Le réveil des avenues de Brazzaville
À l’aube, l’avenue de la Paix exhale encore la fraîcheur du fleuve. Les balayeuses mécaniques d’Albayrak, opérateur mandaté par l’État, laissent derrière elles un ruban d’asphalte impeccable. Pourtant, à la mi-journée, un spectacle familier s’impose : des monticules d’ordures réapparaissent, comme par magie. Cette juxtaposition des efforts institutionnels et des incivilités récurrentes vient de pousser le ministre de l’Assainissement urbain, du Développement local et de l’Entretien routier, Juste Désiré Mondelé, à hausser le ton. « Cela ne peut plus durer », a-t-il lancé lors de la dernière Journée nationale d’assainissement, s’exprimant aux côtés des membres de la Task Force présidée par Denis Sassou Nguesso.
Pré-collecte informelle, maillon sous tension
Dans la mécanique urbaine, les « pousse-pousseurs » jouent un rôle paradoxal. Apparus pour pallier l’insuffisance historique de la collecte municipale, ces pré-collecteurs informels assurent un revenu à plusieurs centaines de familles. Mais la tentation de vider les bacs de quartier sur la grande artère la plus proche reste forte, d’autant que chaque trajet supplémentaire vers la décharge officielle ampute leur marge ténue. En ordonnant désormais l’arrestation immédiate de tout contrevenant, le gouvernement assume le risque de braquer une partie de cette main-d’œuvre, tout en lui offrant—par le truchement de partenariats public-privé—des perspectives d’intégration progressive à la chaîne formelle des déchets.
De la Task Force à l’acte citoyen
La dimension politique du chantier ne saurait être éludée.
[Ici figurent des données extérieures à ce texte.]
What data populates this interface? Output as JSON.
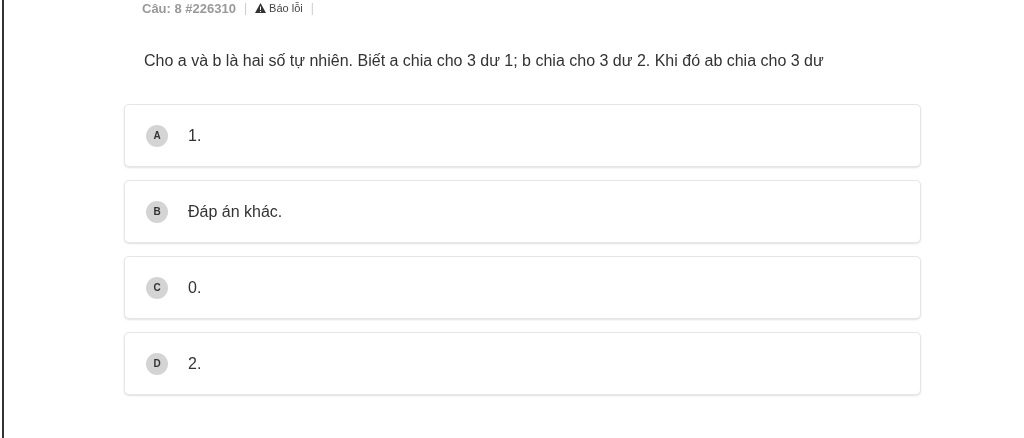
{
  "header": {
    "question_number": "Câu: 8 #226310",
    "separator_1": "|",
    "report_link": "Báo lỗi",
    "separator_2": "|"
  },
  "question": "Cho a và b là hai số tự nhiên. Biết a chia cho 3 dư 1; b chia cho 3 dư 2. Khi đó ab chia cho 3 dư",
  "options": [
    {
      "letter": "A",
      "text": "1."
    },
    {
      "letter": "B",
      "text": "Đáp án khác."
    },
    {
      "letter": "C",
      "text": "0."
    },
    {
      "letter": "D",
      "text": "2."
    }
  ]
}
Créée pour orchestrer la réhabilitation des infrastructures de la municipalisation accélérée, la Task Force multiplie les descentes sur le terrain. Au Complexe sportif de la Concorde de Kintélé, ministres, cadres et étudiants se sont retroussés les manches pour ramasser mégots et sachets plastiques. « Un véritable engagement citoyen », s’est félicité Juste Désiré Mondelé, convaincu que la pédagogie par l’exemple vaut parfois mieux qu’une circulaire. Le choix de Kintélé n’est pas anodin : symbole de la jeunesse et de l’unité, le site rappelle la promesse, faite lors des Jeux Africains de 2015, d’une capitale propre et moderne.
L’économie circulaire à portée de bac
Au-delà de la sanction, l’exécutif déroule une vision plus large : transformer le sac-poubelle en gisement économique. Le ministère de l’Industrie étudie la mise en place de petites unités de valorisation matière dans les arrondissements périphériques, tandis que des startups locales testent la collecte sélective des plastiques à Makélékélé et Poto-Poto. « Le déchet devient une ressource dès lors qu’il est trié à la source », explique l’économiste Ursule Mayanda, qui plaide pour des incitations fiscales en faveur des jeunes pousses du recyclage. Brazzaville pourrait ainsi rejoindre les capitales africaines qui convertissent leur insalubrité en opportunités d’emplois verts.
Vers une culture de propreté partagée
Sur le bitume brazzavillois, la bataille de l’assainissement se joue autant dans les bennes que dans les têtes. La réactivation de l’éclairage public, la réfection des trottoirs et la sanctuarisation du premier samedi du mois comme rituel d’hygiène collective signalent une volonté de bâtir une culture urbaine tournée vers le bien commun. Reste à concilier les impératifs de santé publique, la souveraineté budgétaire et la réalité sociale d’une ville où l’informel demeure la première source d’emploi. Aux dires du sociologue Désiré Louzolo, « on ne décrète pas la propreté, on l’habite ». Le gouvernement espère désormais que l’habitude fera loi et que, tôt ou tard, la patience citoyenne l’emportera sur la pratique du dépôt sauvage.